Is FOUL. Way too sweet. Possibly it tasted worse than it really was because we drank it after killing a bottle of Ruffino Orvieto Classico, which rocks. As Sue said, what did I expect? It has a monkey on the label. Monkeys don't know wine.

But we drank it anyway, because it was open.

5 comments:

rectalhorror said...

Well, duh. Of course it's going to stink. Monkeys throw poo. Also, they've proven that animals on wine labels sell better.

http://www.decanter.com/news/82093.html

So just slap a horse or a butterfly or a aardvaark on that $2 bottle of plonk, price it at $9, and your company shareholders are happy. And you're stuck drinking the stale of horses or, in this case, cappucine monkey whiz.

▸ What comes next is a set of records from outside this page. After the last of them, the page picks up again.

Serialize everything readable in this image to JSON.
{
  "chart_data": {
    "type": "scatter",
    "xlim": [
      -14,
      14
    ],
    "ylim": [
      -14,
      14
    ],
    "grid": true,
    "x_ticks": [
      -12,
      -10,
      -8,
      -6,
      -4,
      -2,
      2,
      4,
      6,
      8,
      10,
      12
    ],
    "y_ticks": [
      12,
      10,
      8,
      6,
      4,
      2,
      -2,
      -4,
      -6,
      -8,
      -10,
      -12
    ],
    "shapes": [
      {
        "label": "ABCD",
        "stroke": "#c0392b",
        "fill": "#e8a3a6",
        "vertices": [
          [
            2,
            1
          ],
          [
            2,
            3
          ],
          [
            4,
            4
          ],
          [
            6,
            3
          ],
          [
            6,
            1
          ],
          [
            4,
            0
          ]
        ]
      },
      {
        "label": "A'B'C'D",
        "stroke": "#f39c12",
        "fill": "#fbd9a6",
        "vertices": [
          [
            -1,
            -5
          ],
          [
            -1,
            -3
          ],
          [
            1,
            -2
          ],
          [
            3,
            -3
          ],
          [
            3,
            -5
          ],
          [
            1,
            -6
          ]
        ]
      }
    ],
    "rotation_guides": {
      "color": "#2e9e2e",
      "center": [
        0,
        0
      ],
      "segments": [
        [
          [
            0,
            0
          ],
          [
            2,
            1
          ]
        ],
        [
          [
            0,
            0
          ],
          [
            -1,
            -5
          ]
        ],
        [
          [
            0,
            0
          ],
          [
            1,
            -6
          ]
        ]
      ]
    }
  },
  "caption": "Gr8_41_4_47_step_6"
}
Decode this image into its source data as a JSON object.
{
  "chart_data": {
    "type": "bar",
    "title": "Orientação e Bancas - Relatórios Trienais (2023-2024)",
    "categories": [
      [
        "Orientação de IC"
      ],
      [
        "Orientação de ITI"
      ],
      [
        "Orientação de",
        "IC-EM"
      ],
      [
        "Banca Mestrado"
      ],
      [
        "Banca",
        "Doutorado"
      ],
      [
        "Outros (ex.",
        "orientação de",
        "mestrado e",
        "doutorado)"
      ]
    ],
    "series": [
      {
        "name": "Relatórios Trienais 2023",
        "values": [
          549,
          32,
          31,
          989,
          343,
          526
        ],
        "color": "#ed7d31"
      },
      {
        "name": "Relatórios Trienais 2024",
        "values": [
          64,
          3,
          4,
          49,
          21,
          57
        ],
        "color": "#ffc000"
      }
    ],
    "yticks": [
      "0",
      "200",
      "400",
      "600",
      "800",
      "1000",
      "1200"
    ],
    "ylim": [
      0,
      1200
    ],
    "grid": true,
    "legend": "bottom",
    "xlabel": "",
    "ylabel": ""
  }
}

I want to see more wines with violent alcoholics on the label, like Lee Marvin or that Enron guy.

Kelly O said...

In my defense, I was at the store with the fam and Liam was going nuts. He's doing this new thing where he runs down the aisle raking boxes and cans off the shelves just to hear them drop. (I'll be SO glad when this phase is over!) So I couldn't spend much time. I just grabbed the cheapish bottle next to the other cheapish bottle that I do like.

rectalhorror said...

See, I don't think that's a stage. I still run through the store throwing things on the floor, wile screaming, "Where's my HONEY?!?!?" You should try it sometime. You'd be surprised how fast the cashier checks your stuff out to get you out the door.

Maniacs always get the prompt service.

Kelly O said...

Maybe you and Liam could be a wrestling team. El Destructo and the Maniac.

rectalhorror said...

Don't tell him, but my birthday present to him will be a Britney haircut and a big umbrella.